Ausstattungslinien und Varianten
Amerikanische M-Klassen sind in der Regel gut ausgestattet: Leder, Sitzheizung, Panoramadach, COMAND-Navigation und Assistenzsysteme finden sich häufig serienmäßig oder als verbreitete Pakete. Angeboten wurden die Motorisierungen ML350, ML550 und ML63 AMG, ergänzt um Sport-Pakete (AMG-Optik, größere Räder) und das luftgefederte Airmatic-Fahrwerk. Eine reine Kurz-/Langversion gibt es nicht; die M-Klasse blieb stets fünfsitziger Mittelklasse-SUV.
Der US-Gebrauchtmarkt
Das Angebot ist breit und reicht vom frühen W164 mit hoher Laufleistung bis zum jungen W166 in gutem Zustand. Typisch sind Baujahre zwischen 2008 und 2015 mit Laufleistungen von etwa 80.000 bis 200.000 Meilen. Sonnenstaaten liefern häufig rostarme Karosserien, während Fahrzeuge aus dem Norden gründlicher auf Unterboden und Streusalzspuren geprüft werden sollten. Der ML350 stellt das größte Kontingent, V8 und AMG sind seltener und dementsprechend gesuchter.
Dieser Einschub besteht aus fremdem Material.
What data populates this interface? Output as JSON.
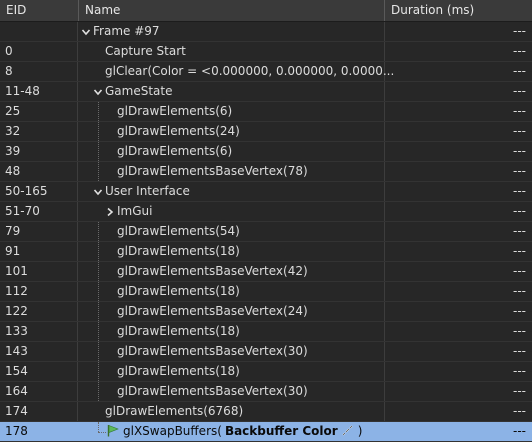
{
  "columns": {
    "eid": "EID",
    "name": "Name",
    "duration": "Duration (ms)"
  },
  "rows": [
    {
      "eid": "",
      "name": "Frame #97",
      "duration": "---"
    },
    {
      "eid": "0",
      "name": "Capture Start",
      "duration": "---"
    },
    {
      "eid": "8",
      "name": "glClear(Color = <0.000000, 0.000000, 0.0000...",
      "duration": "---"
    },
    {
      "eid": "11-48",
      "name": "GameState",
      "duration": "---"
    },
    {
      "eid": "25",
      "name": "glDrawElements(6)",
      "duration": "---"
    },
    {
      "eid": "32",
      "name": "glDrawElements(24)",
      "duration": "---"
    },
    {
      "eid": "39",
      "name": "glDrawElements(6)",
      "duration": "---"
    },
    {
      "eid": "48",
      "name": "glDrawElementsBaseVertex(78)",
      "duration": "---"
    },
    {
      "eid": "50-165",
      "name": "User Interface",
      "duration": "---"
    },
    {
      "eid": "51-70",
      "name": "ImGui",
      "duration": "---"
    },
    {
      "eid": "79",
      "name": "glDrawElements(54)",
      "duration": "---"
    },
    {
      "eid": "91",
      "name": "glDrawElements(18)",
      "duration": "---"
    },
    {
      "eid": "101",
      "name": "glDrawElementsBaseVertex(42)",
      "duration": "---"
    },
    {
      "eid": "112",
      "name": "glDrawElements(18)",
      "duration": "---"
    },
    {
      "eid": "122",
      "name": "glDrawElementsBaseVertex(24)",
      "duration": "---"
    },
    {
      "eid": "133",
      "name": "glDrawElements(18)",
      "duration": "---"
    },
    {
      "eid": "143",
      "name": "glDrawElementsBaseVertex(30)",
      "duration": "---"
    },
    {
      "eid": "154",
      "name": "glDrawElements(18)",
      "duration": "---"
    },
    {
      "eid": "164",
      "name": "glDrawElementsBaseVertex(30)",
      "duration": "---"
    },
    {
      "eid": "174",
      "name": "glDrawElements(6768)",
      "duration": "---"
    },
    {
      "eid": "178",
      "name_prefix": "glXSwapBuffers(",
      "name_bold": "Backbuffer Color",
      "name_suffix": ")",
      "duration": "---",
      "selected": true
    }
  ],
  "icons": {
    "expanded": "chevron-down-icon",
    "collapsed": "chevron-right-icon",
    "bookmark": "green-flag-icon",
    "link": "edit-link-icon"
  },
  "colors": {
    "background": "#272727",
    "header": "#3a3a3a",
    "selection": "#8cb3e6",
    "flag": "#5cb85c"
  }
}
Lohnt sich der Import für Sie?
Interessant wird der Import vor allem bei gut ausgestatteten V6- und V8-Modellen sowie beim ML63 AMG, der in Europa selten und teuer gehandelt wird. Weil die Baureihe in den USA gefertigt wurde, kann bei nachweisbarem US-Ursprung der EU-Einfuhrzoll entfallen - das macht den Vergleich mit dem hiesigen Angebot attraktiv, ersetzt aber keine sorgfältige Zustandsprüfung.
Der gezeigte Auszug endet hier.